We present the first industrial-scale open-source Kazakh speech corpus for automatic speech recognition research and development. Our corpus subsumes two previously presented corpora: 1) Kazakh speech corpus (KSC) and 2) Kazakh text-to-speech 2 (KazakhTTS2). We also provide additional data from other sources, including television news, television and radio programs, parliament speeches, and podcasts. Our corpus, which we have named KSC2, contains over a thousand hours of high-quality transcribed data, which is triple the size of KSC. KSC2 was manually transcribed with the help of native Kazakh speakers and validated via preliminary speech recognition experiments on various evaluation sets.
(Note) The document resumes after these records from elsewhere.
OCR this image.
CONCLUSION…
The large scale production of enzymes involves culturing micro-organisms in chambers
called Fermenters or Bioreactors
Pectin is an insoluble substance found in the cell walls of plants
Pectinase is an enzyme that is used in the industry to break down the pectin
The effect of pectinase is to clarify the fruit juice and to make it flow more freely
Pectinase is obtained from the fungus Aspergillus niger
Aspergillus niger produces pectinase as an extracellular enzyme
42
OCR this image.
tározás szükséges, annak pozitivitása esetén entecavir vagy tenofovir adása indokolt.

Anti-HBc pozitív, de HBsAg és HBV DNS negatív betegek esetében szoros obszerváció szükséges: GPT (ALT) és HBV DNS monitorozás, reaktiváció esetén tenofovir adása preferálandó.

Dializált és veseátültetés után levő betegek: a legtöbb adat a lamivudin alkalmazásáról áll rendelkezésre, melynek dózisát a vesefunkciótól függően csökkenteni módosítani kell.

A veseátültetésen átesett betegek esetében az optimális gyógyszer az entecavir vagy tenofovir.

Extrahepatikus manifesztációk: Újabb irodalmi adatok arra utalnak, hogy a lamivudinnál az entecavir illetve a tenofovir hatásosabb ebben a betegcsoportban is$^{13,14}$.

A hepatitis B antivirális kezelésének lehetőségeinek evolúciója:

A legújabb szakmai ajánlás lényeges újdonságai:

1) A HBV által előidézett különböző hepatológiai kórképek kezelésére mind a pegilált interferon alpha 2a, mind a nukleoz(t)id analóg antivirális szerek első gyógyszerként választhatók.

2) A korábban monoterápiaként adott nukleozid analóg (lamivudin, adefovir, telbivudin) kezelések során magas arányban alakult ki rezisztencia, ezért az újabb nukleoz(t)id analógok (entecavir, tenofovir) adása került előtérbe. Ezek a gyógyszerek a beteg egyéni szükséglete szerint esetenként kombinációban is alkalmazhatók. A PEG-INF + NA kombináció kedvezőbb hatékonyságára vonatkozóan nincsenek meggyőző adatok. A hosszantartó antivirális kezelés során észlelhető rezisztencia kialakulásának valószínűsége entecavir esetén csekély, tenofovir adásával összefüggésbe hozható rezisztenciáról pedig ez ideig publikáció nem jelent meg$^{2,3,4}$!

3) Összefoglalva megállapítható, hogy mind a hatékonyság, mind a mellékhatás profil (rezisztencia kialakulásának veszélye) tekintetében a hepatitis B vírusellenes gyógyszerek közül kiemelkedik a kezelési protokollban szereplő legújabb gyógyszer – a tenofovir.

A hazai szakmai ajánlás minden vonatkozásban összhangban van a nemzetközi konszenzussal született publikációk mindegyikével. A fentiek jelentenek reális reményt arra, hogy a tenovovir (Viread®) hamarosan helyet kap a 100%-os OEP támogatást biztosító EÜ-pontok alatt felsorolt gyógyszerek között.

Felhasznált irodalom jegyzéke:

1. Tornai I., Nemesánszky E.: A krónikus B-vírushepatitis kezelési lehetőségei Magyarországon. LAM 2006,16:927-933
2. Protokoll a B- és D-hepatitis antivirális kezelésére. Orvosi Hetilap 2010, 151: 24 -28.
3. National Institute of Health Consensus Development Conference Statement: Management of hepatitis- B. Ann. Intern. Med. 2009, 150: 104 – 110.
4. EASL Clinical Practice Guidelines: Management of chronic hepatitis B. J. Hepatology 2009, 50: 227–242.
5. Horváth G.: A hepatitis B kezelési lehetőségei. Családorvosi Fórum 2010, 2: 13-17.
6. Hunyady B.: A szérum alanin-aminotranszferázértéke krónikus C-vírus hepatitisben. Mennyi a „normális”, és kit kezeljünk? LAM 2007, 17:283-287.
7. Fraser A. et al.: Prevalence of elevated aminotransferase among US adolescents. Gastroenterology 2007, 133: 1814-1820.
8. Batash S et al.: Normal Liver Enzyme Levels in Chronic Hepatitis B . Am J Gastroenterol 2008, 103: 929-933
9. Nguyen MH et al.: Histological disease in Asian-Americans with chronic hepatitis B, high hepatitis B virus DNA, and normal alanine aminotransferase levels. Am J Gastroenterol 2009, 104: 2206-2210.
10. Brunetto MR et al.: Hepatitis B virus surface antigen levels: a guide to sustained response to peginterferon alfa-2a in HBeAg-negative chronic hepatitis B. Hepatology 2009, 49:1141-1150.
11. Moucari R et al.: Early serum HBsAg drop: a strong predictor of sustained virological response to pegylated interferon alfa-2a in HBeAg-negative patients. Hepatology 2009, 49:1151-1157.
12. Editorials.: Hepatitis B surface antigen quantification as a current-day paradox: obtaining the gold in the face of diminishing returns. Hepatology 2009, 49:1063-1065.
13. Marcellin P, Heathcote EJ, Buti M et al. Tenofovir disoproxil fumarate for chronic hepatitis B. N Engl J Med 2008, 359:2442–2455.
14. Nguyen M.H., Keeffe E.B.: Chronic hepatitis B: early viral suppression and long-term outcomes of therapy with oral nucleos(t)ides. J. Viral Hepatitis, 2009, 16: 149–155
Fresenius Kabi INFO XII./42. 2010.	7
Moreover, it contains utterances with Kazakh-Russian code-switching, a conversational practice common among Kazakh speakers. We believe that our corpus will facilitate speech processing research for Kazakh, which is widely considered an under-resourced language. To ensure the reproducibility of experiments, we share the KSC2 corpus, training recipes, and pretrained models.